Throughout this tutorial we have been using normal HTTPS to connect with remote repositories, which means you need to provide your username and password. If you work with remote repositories a lot you might want to be able to skip writing in your user credentials all the time, which is something you can do with SSH (Secure Shell) keys. This basically entails setting up a pair of keys: one private and one public. You keep the private key on your local computer and give the public key to anywhere you want to be able to connect to, e.g. GitHub. The public key can be used to encrypt messages that only the corresponding private key can decrypt. A simplified description of how SSH authentication works goes like this:

  1. The client (i.e. the local computer) sends the ID of the SSH key pair it would like to use for authentication to the server (e.g. GitHub)
  2. If that ID is found, the server generates a random number and encrypts this with the public key and sends it back to the client
  3. The client decrypts the random number with the private key and sends it back to the server

Notice that the private key always remains on the client's side and is never transferred over the connection; the ability to decrypt messages encrypted with the public key is enough to ascertain the client's authenticity. This is in contrast with using passwords, which are themselves send across a connection (albeit encrypted). It is also important to note that even though the keys come in pairs it is impossible to derive the private key from the public key.

So, how do you setup SSH authentication between your local computer and GitHub? GitHub actually has excellent and detailed instructions for exactly this at the GitHub website, so we won't repeat that here. Simply follow those instructions and you'll be good to go! If you want to read more details about how SSH authentication work you can check out this website, which has more in-depth information than we provide here.


When you want to work on an Open Source project that is available on e.g. GitHub, you usually don't have permission to directly push code to the project's repository - this is so that the project's maintainers are the only ones that can directly change anything in their codebase. How do you then contribute to projects that don't allow you to push your code to their repository? Simple: use forking!

Forking is when you make your own copy of a repository on your GitHub account, which you will then have permissions to change as you see fit. You can then create pull requests from your fork to the original repository, rather than pushing code to a new branch and making a pull request from that. Working with forks just adds an additional step to the whole workflow: instead of being "clone; code and commit changes on a new branch; push branch to remote; pull request from branch" it becomes "fork; clone; code and commit changes; push code to fork; pull request from fork".

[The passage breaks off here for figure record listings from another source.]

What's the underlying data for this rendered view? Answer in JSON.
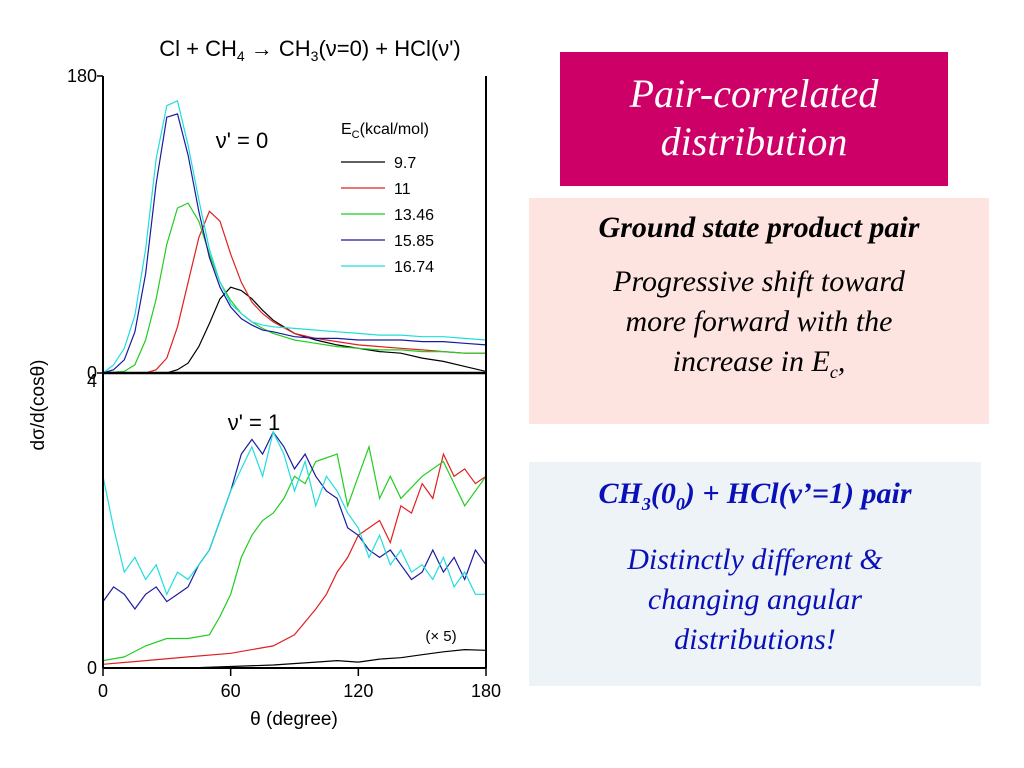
{
  "chart_data": {
    "type": "line",
    "title": "Cl + CH₄ → CH₃(ν=0) + HCl(ν')",
    "xlabel": "θ (degree)",
    "ylabel": "dσ/d(cosθ)",
    "xlim": [
      0,
      180
    ],
    "x_ticks": [
      "0",
      "60",
      "120",
      "180"
    ],
    "legend_title": "E_C(kcal/mol)",
    "legend_placement": "top-right",
    "panels": [
      {
        "label": "ν' = 0",
        "ylim": [
          0,
          180
        ],
        "y_ticks": [
          "180",
          "0"
        ],
        "series": [
          {
            "name": "9.7",
            "color": "#000000",
            "x": [
              0,
              10,
              20,
              25,
              30,
              35,
              40,
              45,
              50,
              55,
              60,
              65,
              70,
              75,
              80,
              90,
              100,
              110,
              120,
              130,
              140,
              150,
              160,
              170,
              180
            ],
            "y": [
              0,
              0,
              0,
              0,
              0,
              2,
              6,
              16,
              30,
              45,
              52,
              50,
              45,
              38,
              32,
              24,
              20,
              17,
              15,
              13,
              12,
              9,
              7,
              4,
              1
            ]
          },
          {
            "name": "11",
            "color": "#e02020",
            "x": [
              0,
              10,
              20,
              25,
              30,
              35,
              40,
              45,
              50,
              55,
              60,
              65,
              70,
              75,
              80,
              90,
              100,
              110,
              120,
              130,
              140,
              150,
              160,
              170,
              180
            ],
            "y": [
              0,
              0,
              0,
              2,
              9,
              28,
              55,
              82,
              98,
              92,
              72,
              55,
              43,
              36,
              31,
              24,
              21,
              19,
              17,
              16,
              15,
              14,
              13,
              12,
              12
            ]
          },
          {
            "name": "13.46",
            "color": "#22cc22",
            "x": [
              0,
              10,
              15,
              20,
              25,
              30,
              35,
              40,
              45,
              50,
              55,
              60,
              65,
              70,
              75,
              80,
              90,
              100,
              110,
              120,
              130,
              140,
              150,
              160,
              170,
              180
            ],
            "y": [
              0,
              1,
              5,
              20,
              45,
              78,
              100,
              103,
              92,
              72,
              55,
              44,
              36,
              31,
              27,
              24,
              20,
              18,
              16,
              15,
              14,
              14,
              13,
              13,
              12,
              12
            ]
          },
          {
            "name": "15.85",
            "color": "#1a1aa0",
            "x": [
              0,
              5,
              10,
              15,
              20,
              25,
              30,
              35,
              40,
              45,
              50,
              55,
              60,
              65,
              70,
              75,
              80,
              90,
              100,
              110,
              120,
              130,
              140,
              150,
              160,
              170,
              180
            ],
            "y": [
              0,
              2,
              8,
              25,
              60,
              115,
              155,
              157,
              132,
              98,
              70,
              52,
              40,
              33,
              29,
              26,
              25,
              22,
              21,
              21,
              20,
              20,
              20,
              19,
              19,
              18,
              17
            ]
          },
          {
            "name": "16.74",
            "color": "#20dddd",
            "x": [
              0,
              5,
              10,
              15,
              20,
              25,
              30,
              35,
              40,
              45,
              50,
              55,
              60,
              65,
              70,
              75,
              80,
              90,
              100,
              110,
              120,
              130,
              140,
              150,
              160,
              170,
              180
            ],
            "y": [
              0,
              5,
              15,
              35,
              75,
              130,
              162,
              165,
              138,
              105,
              75,
              55,
              42,
              36,
              31,
              29,
              28,
              27,
              26,
              25,
              24,
              23,
              23,
              22,
              22,
              21,
              20
            ]
          }
        ]
      },
      {
        "label": "ν' = 1",
        "ylim": [
          0,
          4
        ],
        "y_ticks": [
          "4",
          "0"
        ],
        "annotation": "(× 5)",
        "series": [
          {
            "name": "9.7",
            "color": "#000000",
            "x": [
              0,
              20,
              40,
              60,
              80,
              100,
              110,
              120,
              130,
              140,
              150,
              160,
              170,
              180
            ],
            "y": [
              0,
              0,
              0,
              0.02,
              0.04,
              0.08,
              0.1,
              0.08,
              0.12,
              0.14,
              0.18,
              0.22,
              0.25,
              0.24
            ]
          },
          {
            "name": "11",
            "color": "#e02020",
            "x": [
              0,
              20,
              40,
              60,
              80,
              90,
              100,
              105,
              110,
              115,
              120,
              125,
              130,
              135,
              140,
              145,
              150,
              155,
              160,
              165,
              170,
              175,
              180
            ],
            "y": [
              0.05,
              0.1,
              0.15,
              0.2,
              0.3,
              0.45,
              0.8,
              1.0,
              1.3,
              1.5,
              1.8,
              1.9,
              2.0,
              1.7,
              2.2,
              2.1,
              2.5,
              2.3,
              2.9,
              2.6,
              2.7,
              2.5,
              2.6
            ]
          },
          {
            "name": "13.46",
            "color": "#22cc22",
            "x": [
              0,
              10,
              20,
              30,
              40,
              50,
              55,
              60,
              65,
              70,
              75,
              80,
              85,
              90,
              95,
              100,
              110,
              115,
              120,
              125,
              130,
              135,
              140,
              150,
              160,
              170,
              180
            ],
            "y": [
              0.1,
              0.15,
              0.3,
              0.4,
              0.4,
              0.45,
              0.7,
              1.0,
              1.5,
              1.8,
              2.0,
              2.1,
              2.3,
              2.6,
              2.5,
              2.8,
              2.9,
              2.2,
              2.6,
              3.0,
              2.3,
              2.6,
              2.3,
              2.6,
              2.8,
              2.2,
              2.6
            ]
          },
          {
            "name": "15.85",
            "color": "#1a1aa0",
            "x": [
              0,
              5,
              10,
              15,
              20,
              25,
              30,
              35,
              40,
              45,
              50,
              55,
              60,
              65,
              70,
              75,
              80,
              85,
              90,
              95,
              100,
              105,
              110,
              115,
              120,
              125,
              130,
              135,
              140,
              145,
              150,
              155,
              160,
              165,
              170,
              175,
              180
            ],
            "y": [
              0.9,
              1.1,
              1.0,
              0.8,
              1.0,
              1.1,
              0.9,
              1.0,
              1.1,
              1.4,
              1.6,
              2.0,
              2.4,
              2.9,
              3.1,
              2.9,
              3.2,
              3.0,
              2.7,
              2.9,
              2.6,
              2.4,
              2.3,
              1.9,
              1.8,
              1.6,
              1.5,
              1.6,
              1.4,
              1.2,
              1.3,
              1.6,
              1.3,
              1.5,
              1.2,
              1.6,
              1.4
            ]
          },
          {
            "name": "16.74",
            "color": "#20dddd",
            "x": [
              0,
              5,
              10,
              15,
              20,
              25,
              30,
              35,
              40,
              45,
              50,
              55,
              60,
              65,
              70,
              75,
              80,
              85,
              90,
              95,
              100,
              105,
              110,
              115,
              120,
              125,
              130,
              135,
              140,
              145,
              150,
              155,
              160,
              165,
              170,
              175,
              180
            ],
            "y": [
              2.6,
              1.9,
              1.3,
              1.5,
              1.2,
              1.4,
              1.0,
              1.3,
              1.2,
              1.4,
              1.6,
              2.0,
              2.4,
              2.7,
              3.0,
              2.6,
              3.2,
              2.9,
              2.4,
              2.8,
              2.2,
              2.6,
              2.4,
              2.1,
              1.9,
              1.5,
              1.8,
              1.4,
              1.6,
              1.3,
              1.4,
              1.2,
              1.5,
              1.1,
              1.3,
              1.0,
              1.0
            ]
          }
        ]
      }
    ]
  },
  "boxes": {
    "title_line1": "Pair-correlated",
    "title_line2": "distribution",
    "ground_heading": "Ground state product pair",
    "ground_body_1": "Progressive shift toward",
    "ground_body_2": "more forward with the",
    "ground_body_3": "increase in E",
    "ground_body_sub": "c",
    "ground_body_end": ",",
    "ch3_heading_a": "CH",
    "ch3_heading_sub1": "3",
    "ch3_heading_b": "(0",
    "ch3_heading_sub2": "0",
    "ch3_heading_c": ") + HCl(v’=1) pair",
    "ch3_body_1": "Distinctly different &",
    "ch3_body_2": "changing angular",
    "ch3_body_3": "distributions!"
  }
}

You might also want to do a fork of a project simply because you want to have your own copy of it as well, without ever having the intention of changing it. This is, of course, perfectly fine as well, but do keep in mind that developers are usually quite happy to incorporate new changes from contributors if they are reasonable and fulfil a purpose and add functionality to the project. It is quite common that you have a use-case the maintainer didn't think of before, and that you've helped the project grow by contributing your code!